Расставшись с Тишкой, взобрался на холм, поросший мощным кедровником. Холм, словно дозорный, глядел поверх урмана. Отсюда был виден весь Сургут. Но первой бросилась в глаза покривившаяся маковка деревянной церкви. Из-под ног с сердитым писком юркнул бурундучок. Взобравшись на кедр, казалось, стал браниться: «Чо шляешься тут, бродяга?» Однако сердиться зверьку надоело, он обмахнул себя лапами и скоро задремал.
– Смерть проспишь, соня! – крикнул Пикан, заметив мелькнувшего молнией соболя.
Бурундук опять тревожно пискнул, свалился с сука, на котором дремал, и скрылся в норке. Соболь, наткнувшись на человека, сорвавшего ему охоту, зло оскалился, выгнул спинку и скрылся.
«Какая изобильная земля! Всю Расею прошел от Светлухи – такого не видывал», – изумленно оглядывался Пикан. Теперь лес этот стал понятней. Он суров и сдержан, но вглядись, вслушайся: беспокойная, стремительная жизнь, полная страстей и борений, кипит в каждом его уголке. Не поскупилась природа-мать, отвалила здешнему краю всего вдоволь. Комарья тоже. Уже июль на исходе, а гнус бунчит, донимает. За церковью, отовсюду видной, опять лес. Его рассекла пополам река, и катит, и катит спокойные волны, облизывая ими ближние острова, песчаный обрывистый берег. Другой берег пропал в синеве дня и угадывался верст через семь, где даль была темнее.

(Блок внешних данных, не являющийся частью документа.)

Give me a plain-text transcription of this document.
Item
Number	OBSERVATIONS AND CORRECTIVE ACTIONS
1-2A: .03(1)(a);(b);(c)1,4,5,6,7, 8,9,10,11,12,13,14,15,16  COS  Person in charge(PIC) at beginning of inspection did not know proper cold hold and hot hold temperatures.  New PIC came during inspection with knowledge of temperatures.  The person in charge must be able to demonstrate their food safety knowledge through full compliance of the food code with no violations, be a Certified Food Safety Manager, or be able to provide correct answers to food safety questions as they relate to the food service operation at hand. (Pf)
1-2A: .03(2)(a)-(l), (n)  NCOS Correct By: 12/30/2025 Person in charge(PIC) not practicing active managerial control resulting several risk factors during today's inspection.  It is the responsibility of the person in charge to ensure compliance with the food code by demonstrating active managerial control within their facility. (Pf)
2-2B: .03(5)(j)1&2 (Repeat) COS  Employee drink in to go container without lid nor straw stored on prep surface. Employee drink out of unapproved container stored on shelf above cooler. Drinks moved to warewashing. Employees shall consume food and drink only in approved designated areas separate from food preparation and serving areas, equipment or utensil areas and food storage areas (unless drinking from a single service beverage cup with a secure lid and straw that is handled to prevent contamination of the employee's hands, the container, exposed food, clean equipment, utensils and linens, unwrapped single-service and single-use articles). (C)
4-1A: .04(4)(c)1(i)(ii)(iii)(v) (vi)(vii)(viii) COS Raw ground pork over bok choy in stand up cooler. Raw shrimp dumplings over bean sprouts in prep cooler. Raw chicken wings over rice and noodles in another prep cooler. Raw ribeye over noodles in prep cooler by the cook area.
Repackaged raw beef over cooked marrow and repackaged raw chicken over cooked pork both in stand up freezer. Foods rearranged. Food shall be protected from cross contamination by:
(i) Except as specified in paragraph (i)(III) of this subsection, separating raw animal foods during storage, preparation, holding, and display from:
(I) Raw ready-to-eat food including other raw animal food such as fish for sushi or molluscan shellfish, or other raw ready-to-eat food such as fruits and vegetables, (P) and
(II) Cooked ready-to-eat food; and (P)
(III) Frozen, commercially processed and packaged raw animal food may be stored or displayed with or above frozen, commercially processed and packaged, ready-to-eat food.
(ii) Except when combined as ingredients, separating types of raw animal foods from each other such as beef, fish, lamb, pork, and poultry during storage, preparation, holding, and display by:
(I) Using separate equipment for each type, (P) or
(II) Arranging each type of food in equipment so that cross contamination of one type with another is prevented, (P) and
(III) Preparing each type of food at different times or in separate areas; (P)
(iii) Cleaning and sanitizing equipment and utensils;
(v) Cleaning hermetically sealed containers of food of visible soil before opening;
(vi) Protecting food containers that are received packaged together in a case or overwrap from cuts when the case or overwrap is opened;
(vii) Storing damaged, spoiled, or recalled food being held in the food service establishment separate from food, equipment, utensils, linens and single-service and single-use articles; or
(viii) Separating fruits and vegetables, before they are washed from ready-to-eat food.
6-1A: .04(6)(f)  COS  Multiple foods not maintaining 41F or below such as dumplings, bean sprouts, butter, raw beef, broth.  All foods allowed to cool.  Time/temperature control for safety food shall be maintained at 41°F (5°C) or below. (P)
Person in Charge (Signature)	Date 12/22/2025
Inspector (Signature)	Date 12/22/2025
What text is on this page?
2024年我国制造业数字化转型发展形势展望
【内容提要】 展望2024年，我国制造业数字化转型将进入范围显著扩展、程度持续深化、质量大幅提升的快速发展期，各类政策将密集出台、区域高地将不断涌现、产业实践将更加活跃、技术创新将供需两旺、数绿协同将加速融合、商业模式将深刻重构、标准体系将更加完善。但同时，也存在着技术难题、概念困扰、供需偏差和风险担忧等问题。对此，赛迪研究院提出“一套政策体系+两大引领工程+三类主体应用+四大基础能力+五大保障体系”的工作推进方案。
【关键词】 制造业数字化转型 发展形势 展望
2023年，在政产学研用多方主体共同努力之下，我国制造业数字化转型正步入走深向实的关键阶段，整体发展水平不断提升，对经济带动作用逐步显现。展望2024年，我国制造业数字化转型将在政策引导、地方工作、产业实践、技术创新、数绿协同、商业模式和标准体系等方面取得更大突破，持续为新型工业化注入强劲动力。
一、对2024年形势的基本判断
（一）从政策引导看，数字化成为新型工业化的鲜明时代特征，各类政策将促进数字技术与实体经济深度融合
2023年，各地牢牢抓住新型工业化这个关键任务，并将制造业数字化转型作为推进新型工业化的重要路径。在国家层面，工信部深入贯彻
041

Под взлобышем застучали колеса. Где-то совсем рядом подвода остановилась. Тюкнул топор, потом кто-то вскрикнул, и все смолкло. Лишь подала голос кедровка да снова высунулся из норки потревоженный бурундук.
«Не зверь ли кого дерет?» – Пикан вслушался, уловив еще один вскрик. Со стороны дороги донеслась глухая возня. По-прежнему напрягая слух, Пикан крадучись спустился вниз и вздрогнул. На муравьиной куче с кляпом во рту возился голый мужик, рвал сыромятные путы. Тело его было черно от муравьев. Рядом молча стояли с полдюжины остяков.
– Эй, вы чо! – Растолкав стоявших, Пикан начал распутывать ремни. Но чьи-то крепкие руки – много рук – схватили его за плечи, стиснули горло. От рук шел сильный и нечистый запах. – А, та-ак? – Пикан хватил зубами рвущие рот пальцы. Рот наполнился чужой кровью. Сплюнув ее, сорвал с горла руки и, дикий, страшный, стал молотить нападавших на него остяков. Кто мог еще двигаться, кинулись прочь от него, пали в упряжки, ждавшие неподалеку, гикнули и вмиг исчезли. Пикан, дрожа от неутоленной ярости, ничего не видя перед собой, шел следом. Стукнувшись о кедр, остановился, затряс головой и, вспомнив о связанном мужике, повернул обратно. Мужик, изловчившись, скатился с кучи, но легче ему не стало. Муравьи и гнус лезли в рот, в нос, в уши, жалили тело.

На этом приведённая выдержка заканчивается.